1945 1960 1980 2000 2020

Anton Thuswaldner schreibt in der Rubrik "Wiedergelesen" über den Roman „Filip“ von Leopold Tyrmand.

1945 1960 1980 2000 2020

Anton Thuswaldner schreibt in der Rubrik "Wiedergelesen" über den Roman „Filip“ von Leopold Tyrmand.

Wenn Leopold Tyrmand, geboren 1920 in Warschau, den Helden seines Romans „Filip“ abenteuerliche Lebenswege beschreiten lässt, kann er auf seine eigenen Erfahrungen, die er mit Nationalsozialisten und Kommunisten gemacht hat, zurückgreifen. Gute waren das selten. Doch er macht aus dem Leben einen Schelmenroman, der es ihm erlaubt, es den Mächtigen heimzuzahlen.

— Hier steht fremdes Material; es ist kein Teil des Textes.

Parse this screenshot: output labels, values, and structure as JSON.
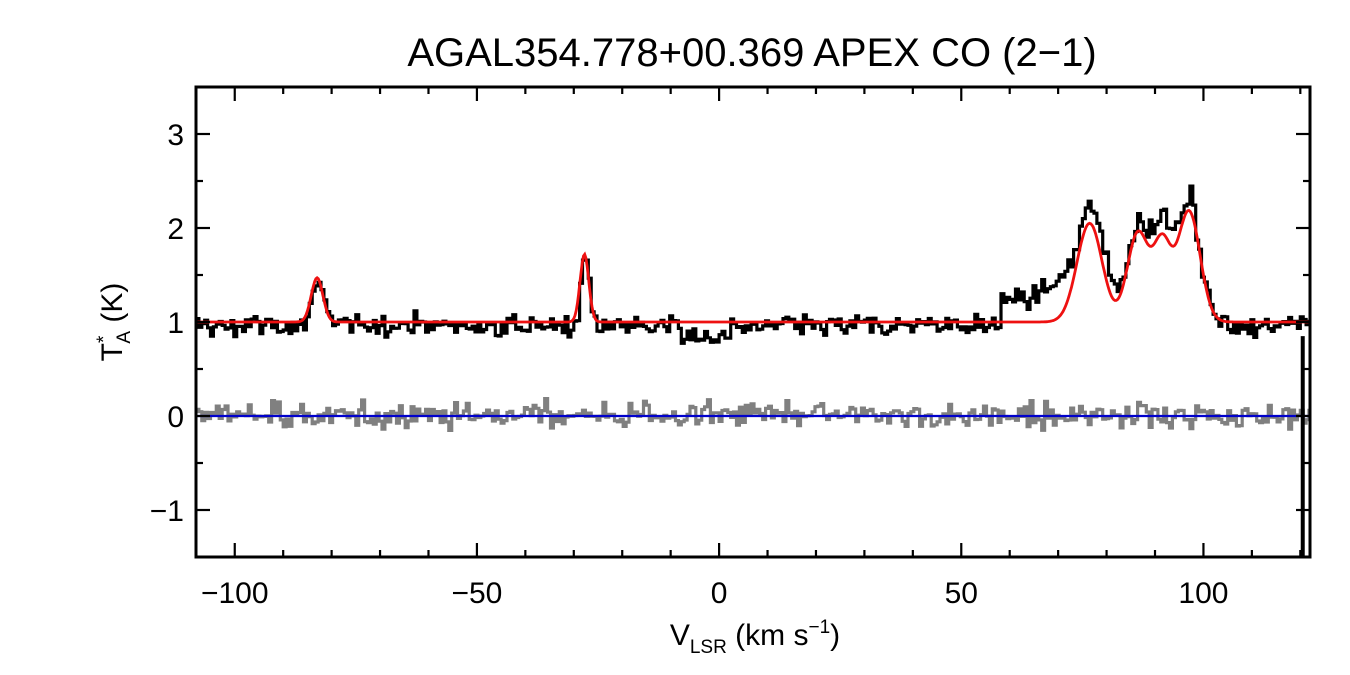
{
  "chart_data": {
    "type": "line",
    "title": "AGAL354.778+00.369  APEX CO (2−1)",
    "xlabel": {
      "main": "V",
      "sub": "LSR",
      "rest": " (km s",
      "sup": "−1",
      "end": ")"
    },
    "ylabel": {
      "main": "T",
      "sup": "*",
      "sub": "A",
      "rest": " (K)"
    },
    "xlim": [
      -108,
      122
    ],
    "ylim": [
      -1.5,
      3.5
    ],
    "x_ticks": [
      -100,
      -50,
      0,
      50,
      100
    ],
    "x_tick_labels": [
      "−100",
      "−50",
      "0",
      "50",
      "100"
    ],
    "y_ticks": [
      -1,
      0,
      1,
      2,
      3
    ],
    "y_tick_labels": [
      "−1",
      "0",
      "1",
      "2",
      "3"
    ],
    "grid": false,
    "colors": {
      "spectrum": "#000000",
      "fit": "#ee1111",
      "residual": "#808080",
      "zero_line": "#0000cc"
    },
    "series": [
      {
        "role": "spectrum",
        "baseline": 1.0,
        "noise_rms": 0.09,
        "channel_width": 0.6,
        "segments": [
          {
            "x_from": 58,
            "x_to": 66,
            "offset": 0.28
          },
          {
            "x_from": 66,
            "x_to": 72,
            "offset": 0.4
          },
          {
            "x_from": 72,
            "x_to": 80,
            "offset": 0.25
          },
          {
            "x_from": 80,
            "x_to": 98,
            "offset": 0.2
          },
          {
            "x_from": -8,
            "x_to": 2,
            "offset": -0.12
          }
        ],
        "end_spike": {
          "x": 120.5,
          "y_min": -1.5,
          "y_max": 0.85
        }
      },
      {
        "role": "fit",
        "baseline": 1.0,
        "components": [
          {
            "center": -83,
            "amplitude": 0.47,
            "sigma": 1.2
          },
          {
            "center": -27.8,
            "amplitude": 0.72,
            "sigma": 0.9
          },
          {
            "center": 76.5,
            "amplitude": 1.05,
            "sigma": 2.6
          },
          {
            "center": 86.5,
            "amplitude": 0.95,
            "sigma": 2.2
          },
          {
            "center": 91.5,
            "amplitude": 0.8,
            "sigma": 1.8
          },
          {
            "center": 97,
            "amplitude": 1.18,
            "sigma": 2.3
          }
        ]
      },
      {
        "role": "residual",
        "baseline": 0.0,
        "noise_rms": 0.1
      },
      {
        "role": "zero_line",
        "y": 0
      }
    ]
  }
}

Tatsächlich geriet er, nachdem er sich in Wilna dem Widerstand angeschlossen hatte, in sowjetische Gefangenschaft, schlug sich aber bald nach Frankfurt durch. Ein kühnes Unterfangen für einen Juden, der sich kurzerhand eine falsche Identität anpasste und als Kellner in einem Hotel unterkam. Tatsächlich überstand er den Krieg und zog nach Warschau, wo er in der Kulturszene Fuß fasste. Er betrieb einen Jazzclub und schrieb Bücher, denen zum Teil beachtlicher Erfolg zuteil wurde. Anpassen wollte er sich nicht, was er zu spüren kam. 1953 verlor er seinen Redakteursposten, als eine liberal eingestellte katholische Zeitschrift sich weigerte, einen Stalin-Nachruf zu bringen. Überhaupt litt er unter der Zensur, der großen Verhinderin seiner Literatur. 1966 wanderte er in die USA aus, wo er überraschend konservative Züge annahm.

Die Überlebensgeschichte liest sich locker und heiter, wie es oft geschieht, wenn sich jemand, der Schweres durchzustehen hatte, im Nachhinein die Vergangenheit kleinredet. In diesem Fall ist das auch als Rache an Tätern zu verstehen, die nicht gewieft genug sind, seine wahre Identität aufzudecken. Einer, dem die Opferrolle zugedacht ist, lässt die, die ihm an den Hals wollen, blöd aussehen.

Literatur darf das, der Tragik des Seins eine rebellische Leichtigkeit entgegensetzen. Wie Thomas Manns Felix Krull verfügt Filip über einen beweglichen Geist und Reaktionsschnelligkeit, die ihn rechtzeitig Situationen richtig einschätzen lassen. Seine Unverfrorenheit macht ihn stark, sein sicheres Auftreten bringt ihm Respekt ein. Einer holt sich vom Leben, was ihm eigentlich nicht zusteht, das macht ihn zu einem herausragenden Charakter mit subversiven Ambitionen.

Schlimm genug, dass ein Autor wie Leopold Tyrmand bei uns so lange ein Unbekannter geblieben ist und dieser Roman erst jetzt den Weg zu den deutschsprachigen Lesern gefunden hat. Es hieße, den Nazis recht zu geben, würde man dem Buch die Öffentlichkeit versagen. Ein Buch und ein Autor, denen ein Platz in der Literaturgeschichte zusteht!